In this paper, we consider decoding of loss tolerant data encoded by network coding and transmitted over error-prone networks. Intermediate network nodes typically perform the random linear network coding in a Galois field and a Gaussian elimination is used for decoding process in the terminal nodes. In such settings, conventional decoding approaches can unfortunately not reconstruct any encoded data unless they receive at least as many coded packets as the original number of packets. In this paper, we rather propose to exploit the incomplete data at a receiver without major modifications to the conventional decoding architecture. We study the problem of approximate decoding for inter-dependent sources where the difference between source vectors is characterized by a unimodal distribution.
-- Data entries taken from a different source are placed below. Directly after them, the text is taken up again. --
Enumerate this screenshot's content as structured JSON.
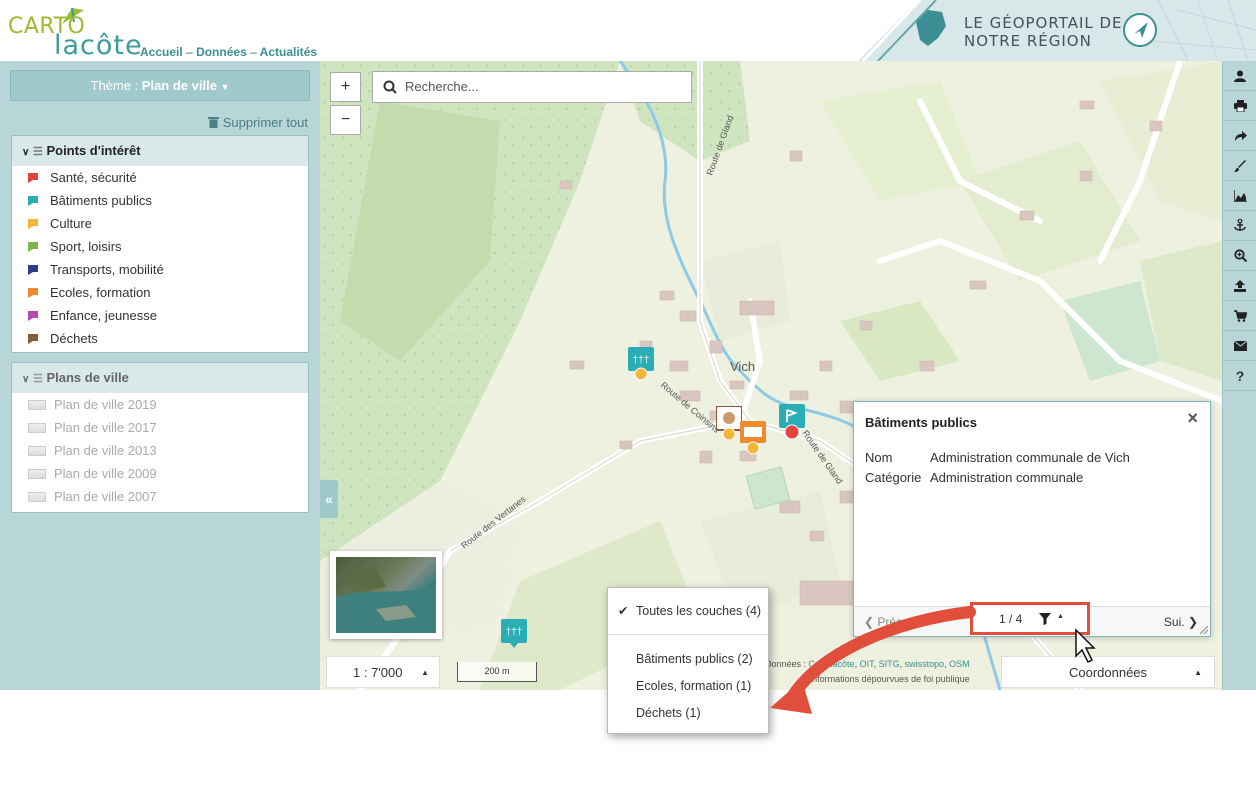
{
  "header": {
    "logo_top": "CARTO",
    "logo_bottom": "lacôte",
    "nav": [
      "Accueil",
      "Données",
      "Actualités"
    ],
    "nav_sep": "–",
    "portal_line1": "LE GÉOPORTAIL DE",
    "portal_line2": "NOTRE RÉGION"
  },
  "sidebar": {
    "theme_prefix": "Thème : ",
    "theme_value": "Plan de ville",
    "delete_all": "Supprimer tout",
    "poi_group": {
      "title": "Points d'intérêt",
      "items": [
        {
          "label": "Santé, sécurité",
          "color": "#e0443c"
        },
        {
          "label": "Bâtiments publics",
          "color": "#2aaeb5"
        },
        {
          "label": "Culture",
          "color": "#f2b63a"
        },
        {
          "label": "Sport, loisirs",
          "color": "#7ab648"
        },
        {
          "label": "Transports, mobilité",
          "color": "#2b3f8a"
        },
        {
          "label": "Ecoles, formation",
          "color": "#f08a2e"
        },
        {
          "label": "Enfance, jeunesse",
          "color": "#b04eb0"
        },
        {
          "label": "Déchets",
          "color": "#8a5a3a"
        }
      ]
    },
    "plans_group": {
      "title": "Plans de ville",
      "items": [
        "Plan de ville 2019",
        "Plan de ville 2017",
        "Plan de ville 2013",
        "Plan de ville 2009",
        "Plan de ville 2007"
      ]
    },
    "collapse_glyph": "«"
  },
  "map": {
    "zoom_in": "+",
    "zoom_out": "−",
    "search_placeholder": "Recherche...",
    "village_label": "Vich",
    "roads": [
      "Route de Gland",
      "Route de Coinsins",
      "Route de Gland",
      "Route des Vertanes"
    ],
    "scale_value": "1 : 7'000",
    "scale_bar": "200 m",
    "attribution_prefix": "Données : ",
    "attribution_links": [
      "Cartolacôte",
      "OIT",
      "SITG",
      "swisstopo",
      "OSM"
    ],
    "attribution_line2": "Informations dépourvues de foi publique",
    "coords_label": "Coordonnées"
  },
  "popup": {
    "title": "Bâtiments publics",
    "close": "×",
    "fields": [
      {
        "label": "Nom",
        "value": "Administration communale de Vich"
      },
      {
        "label": "Catégorie",
        "value": "Administration communale"
      }
    ],
    "prev": "Préc.",
    "next": "Sui.",
    "pager": "1 / 4"
  },
  "dropdown": {
    "all_layers": "Toutes les couches (4)",
    "items": [
      "Bâtiments publics (2)",
      "Ecoles, formation (1)",
      "Déchets (1)"
    ]
  },
  "toolbar_icons": [
    "user-icon",
    "print-icon",
    "share-icon",
    "draw-icon",
    "profile-chart-icon",
    "anchor-icon",
    "zoom-search-icon",
    "upload-icon",
    "cart-icon",
    "mail-icon",
    "help-icon"
  ],
  "colors": {
    "accent": "#3b8f95",
    "panel_bg": "#b8d5d7",
    "highlight_red": "#e14e3c"
  }
}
We propose a mode-based algorithm for approximate decoding, where the mode of the source data distribution is used to reconstruct source data. We further improve the mode-based approximate decoding algorithm by using additional short information that is referred to as position similarity information (PSI). We analytically study the impact of PSI size on the approximate decoding performance and show that the optimal size of PSI can be determined based on performance requirements of applications. The proposed approach has been tested in an illustrative example of data collection in sensor networks. The simulation results confirm the benefits of approximate decoding for inter-dependent sources and further show that 93.3% of decoding errors are eliminated when the approximate decoding uses appropriate PSI.